/ 18 June 1999

Uganda: No trickle down

Nick Davies

The top man at Uganda’s Finance Ministry in Kampala keeps an old greetings card in his office. It shows an employee who has just been given a miserly pay rise and has gone to his boss to show him what he thinks of “trickle down” economics. He is standing on the desk and peeing on the boss’s head.

In a school near Jinja, 80km from the capital, a teacher shows his visitor around. Here is the year six classroom, where pupils outnumber the teacher by 236 to one. They share 40 text books.

A kilometre away, a woman points to four hummocks on a patch of land where she grows the beans on which she lives. This is where she buried her children, all of whom died from measles because she could not pay for a doctor.

Uganda is the great success story of the Third World, one which the World Bank and the International Monetary Fund (IMF) like to hold up as their model of achievement, where the politics are democratic and the economics are conservative, where the old state agencies have been privatised and the free market rules supreme, and to which – at least in theory -the wealth of the rest of the world trickles down.

As a result of its willingness to obey the nostrums of the West, Uganda is also the first African nation to have seen any of its international debt relieved under the Highly Indebted Poor Countries (HIPC) scheme, unveiled by the World Bank in 1996. Three years later, Uganda continues to spend more on repaying its old debts than on its schools and health services combined.

This is the tale of two kinds of arithmetic.
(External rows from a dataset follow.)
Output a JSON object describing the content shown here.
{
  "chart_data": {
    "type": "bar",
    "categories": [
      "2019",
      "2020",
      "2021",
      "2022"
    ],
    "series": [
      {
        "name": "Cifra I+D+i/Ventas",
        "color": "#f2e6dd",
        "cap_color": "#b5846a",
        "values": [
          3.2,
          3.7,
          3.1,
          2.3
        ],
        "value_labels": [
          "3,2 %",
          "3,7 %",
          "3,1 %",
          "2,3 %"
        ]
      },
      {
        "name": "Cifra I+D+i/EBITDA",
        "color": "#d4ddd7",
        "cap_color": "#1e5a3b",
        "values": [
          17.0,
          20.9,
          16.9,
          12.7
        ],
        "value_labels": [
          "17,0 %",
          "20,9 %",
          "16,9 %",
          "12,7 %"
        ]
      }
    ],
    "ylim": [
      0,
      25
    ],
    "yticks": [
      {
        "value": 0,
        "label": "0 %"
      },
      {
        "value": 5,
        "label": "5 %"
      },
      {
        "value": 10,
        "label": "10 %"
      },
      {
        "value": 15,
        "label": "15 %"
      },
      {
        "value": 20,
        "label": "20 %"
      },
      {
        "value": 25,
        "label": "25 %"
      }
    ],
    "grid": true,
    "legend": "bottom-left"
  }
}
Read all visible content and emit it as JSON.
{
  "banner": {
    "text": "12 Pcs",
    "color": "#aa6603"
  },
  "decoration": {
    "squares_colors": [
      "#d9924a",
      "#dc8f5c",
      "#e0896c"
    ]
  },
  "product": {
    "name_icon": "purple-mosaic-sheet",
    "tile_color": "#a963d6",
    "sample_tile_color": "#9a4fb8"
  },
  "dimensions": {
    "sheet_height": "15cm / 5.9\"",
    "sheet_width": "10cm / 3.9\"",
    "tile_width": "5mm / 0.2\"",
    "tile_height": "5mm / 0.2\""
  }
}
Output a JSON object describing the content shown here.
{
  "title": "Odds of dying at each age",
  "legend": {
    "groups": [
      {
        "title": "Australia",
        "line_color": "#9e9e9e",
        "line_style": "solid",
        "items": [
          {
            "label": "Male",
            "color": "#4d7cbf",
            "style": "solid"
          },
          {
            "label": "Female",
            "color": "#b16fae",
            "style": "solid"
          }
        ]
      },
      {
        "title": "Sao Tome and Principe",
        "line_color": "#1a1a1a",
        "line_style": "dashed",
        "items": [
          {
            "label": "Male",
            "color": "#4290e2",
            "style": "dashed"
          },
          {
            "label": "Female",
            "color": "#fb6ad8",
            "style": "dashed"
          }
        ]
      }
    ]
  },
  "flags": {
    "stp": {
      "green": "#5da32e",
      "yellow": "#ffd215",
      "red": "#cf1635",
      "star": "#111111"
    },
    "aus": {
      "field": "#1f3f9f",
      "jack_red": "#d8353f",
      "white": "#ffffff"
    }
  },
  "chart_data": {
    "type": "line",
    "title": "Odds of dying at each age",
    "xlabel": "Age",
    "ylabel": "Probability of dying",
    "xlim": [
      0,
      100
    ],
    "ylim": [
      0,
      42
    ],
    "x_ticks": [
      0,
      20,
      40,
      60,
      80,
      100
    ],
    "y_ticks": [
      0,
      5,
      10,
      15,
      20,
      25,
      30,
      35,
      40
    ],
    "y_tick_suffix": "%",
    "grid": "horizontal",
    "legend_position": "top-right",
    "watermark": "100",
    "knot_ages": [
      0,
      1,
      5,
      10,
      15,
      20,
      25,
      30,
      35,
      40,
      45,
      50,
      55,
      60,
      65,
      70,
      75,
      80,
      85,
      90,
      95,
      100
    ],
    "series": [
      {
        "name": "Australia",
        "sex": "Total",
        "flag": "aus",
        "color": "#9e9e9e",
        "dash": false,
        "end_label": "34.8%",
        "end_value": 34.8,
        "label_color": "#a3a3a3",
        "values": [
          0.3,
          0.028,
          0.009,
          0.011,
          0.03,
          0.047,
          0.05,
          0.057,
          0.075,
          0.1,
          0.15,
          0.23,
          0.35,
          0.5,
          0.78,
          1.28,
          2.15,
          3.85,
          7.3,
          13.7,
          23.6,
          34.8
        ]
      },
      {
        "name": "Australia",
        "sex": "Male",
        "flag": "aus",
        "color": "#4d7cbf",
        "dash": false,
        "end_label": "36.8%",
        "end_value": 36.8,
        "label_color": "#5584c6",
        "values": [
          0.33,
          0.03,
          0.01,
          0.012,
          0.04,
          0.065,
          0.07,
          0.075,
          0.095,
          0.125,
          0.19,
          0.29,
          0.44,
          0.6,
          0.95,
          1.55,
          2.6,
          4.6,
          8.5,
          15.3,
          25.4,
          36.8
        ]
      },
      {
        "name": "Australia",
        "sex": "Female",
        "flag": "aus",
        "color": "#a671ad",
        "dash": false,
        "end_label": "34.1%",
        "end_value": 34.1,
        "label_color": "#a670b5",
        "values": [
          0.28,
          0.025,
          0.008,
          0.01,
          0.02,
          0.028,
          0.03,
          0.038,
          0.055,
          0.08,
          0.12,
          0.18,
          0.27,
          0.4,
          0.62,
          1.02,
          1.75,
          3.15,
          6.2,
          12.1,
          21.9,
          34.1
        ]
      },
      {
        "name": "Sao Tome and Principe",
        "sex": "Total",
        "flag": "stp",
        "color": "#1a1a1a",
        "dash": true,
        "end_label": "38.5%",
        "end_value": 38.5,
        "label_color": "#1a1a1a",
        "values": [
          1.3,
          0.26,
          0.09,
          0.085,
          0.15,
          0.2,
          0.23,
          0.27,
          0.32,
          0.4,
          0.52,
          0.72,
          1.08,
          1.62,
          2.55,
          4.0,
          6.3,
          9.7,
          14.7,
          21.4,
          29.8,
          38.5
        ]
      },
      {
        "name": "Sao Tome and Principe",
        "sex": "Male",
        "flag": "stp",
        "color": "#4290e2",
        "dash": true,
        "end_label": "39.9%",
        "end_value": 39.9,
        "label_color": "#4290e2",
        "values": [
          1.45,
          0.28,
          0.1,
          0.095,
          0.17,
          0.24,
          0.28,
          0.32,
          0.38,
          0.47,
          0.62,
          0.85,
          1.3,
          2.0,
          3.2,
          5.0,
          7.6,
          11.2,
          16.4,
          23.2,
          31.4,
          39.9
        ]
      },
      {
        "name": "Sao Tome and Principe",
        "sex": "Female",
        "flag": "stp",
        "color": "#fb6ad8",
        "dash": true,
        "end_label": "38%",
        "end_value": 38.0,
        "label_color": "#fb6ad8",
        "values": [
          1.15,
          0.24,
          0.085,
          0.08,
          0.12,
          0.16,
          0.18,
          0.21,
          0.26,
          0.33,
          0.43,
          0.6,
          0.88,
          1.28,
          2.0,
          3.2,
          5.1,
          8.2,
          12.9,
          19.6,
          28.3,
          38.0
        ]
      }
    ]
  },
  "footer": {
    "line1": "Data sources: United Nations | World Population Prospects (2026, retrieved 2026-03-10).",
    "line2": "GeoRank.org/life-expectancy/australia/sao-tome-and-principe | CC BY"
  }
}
The first concerns the statistics of poverty. The Ugandan government has worked assiduously with aid agencies to collect them: 88% of the population live in the bush, most eating only what they can grow; 46,6% consume less than 3 000 calories a day, the World Health Organisation’s measure of absolute poverty; 5,3% of children under four are wasted by malnutrition, and a further 38,3% are stunted.

In the village of Wantai, 15 women describe their lives. They talk about poverty, famine and the shortage of water. They say their greatest dream is to educate their children. Their greatest worry is illness. In both cases their enemy is the shortage of cash.

Official surveys found that 44% of Ugandans were unable to afford health care the last time they were ill. From every 1 000 babies, 97 die at birth and another 147 die before the age of five. About 10% of the population is HIV-positive.

The second kind of arithmetic concerns the economy. When Yoweri Museveni led the guerrillas of his National Resistance Movement to victory in 1986, he inherited a country in shambles – terrorised by Idi Amin, plundered by Milton Obote’s government and wrecked by the civil war that followed.

After 12 months in power, he turned to the World Bank and the IMF for help. He adopted their policies and borrowed their money. By 1995 he had cut inflation to 6,1%, and the gross domestic product was rising by up to 10% each year. With added interest, he owed $3,39-billion.

When HIPC was unveiled, Ugandan officials were ecstatic. They were told that since they had already adopted the required policies and made the approved reforms they would receive their relief by April 1997. It didn’t happen. The World Bank’s shareholders – particularly the governments of the United States, Japan and Germany – threw up obstacles and queried figures. Emmanuel Tumusiime-Mutebile, permanent secretary at the Ministry of Finance, watched in alarm: “They were haggling among themselves about the size and the nature of the relief. They said they wanted to help but they couldn’t afford it.”

The relief arrived a year late. During that year Uganda’s reviving economy had boosted its exports, and since HIPC chose exports as the means of deciding how much relief should be allowed, their benefit to Uganda plummeted by $238-million to $30-million a year. Uganda had previously secured grants from other countries worth $40-million a year to help pay its debt. With HIPC’s arrival these grants stopped. The net effect of the World Bank’s brave new initiative was that Uganda was worse off by about $10-million a year.

Faced with this embarrassing outcome, the bank agreed to “front load” the relief so that it was higher for the first five years. This lifted the annual relief temporarily to a little more than $40-million for each of those years. Uganda was still left to pay a further $120-million a year.

Uganda has continued to play the game. Every cent saved in debt relief has been diverted into a poverty action fund, to which it has added new funds. The government is trying to cut the number of people in poverty by 50% before 2015; it aims to build 26 000 new classrooms; by 2002 it wants no more than two children to share each text book. But the reality of market-led economics is the same in Uganda as it has been in the West: the new wealth has favoured the better-off, while the poorest 20% have become poorer.

Last month the finance minister wrote to his opposite number in each of the G7 countries to advise them that unless the scheme is overhauled their latest claim to be cutting Third World debt is too little and too slow.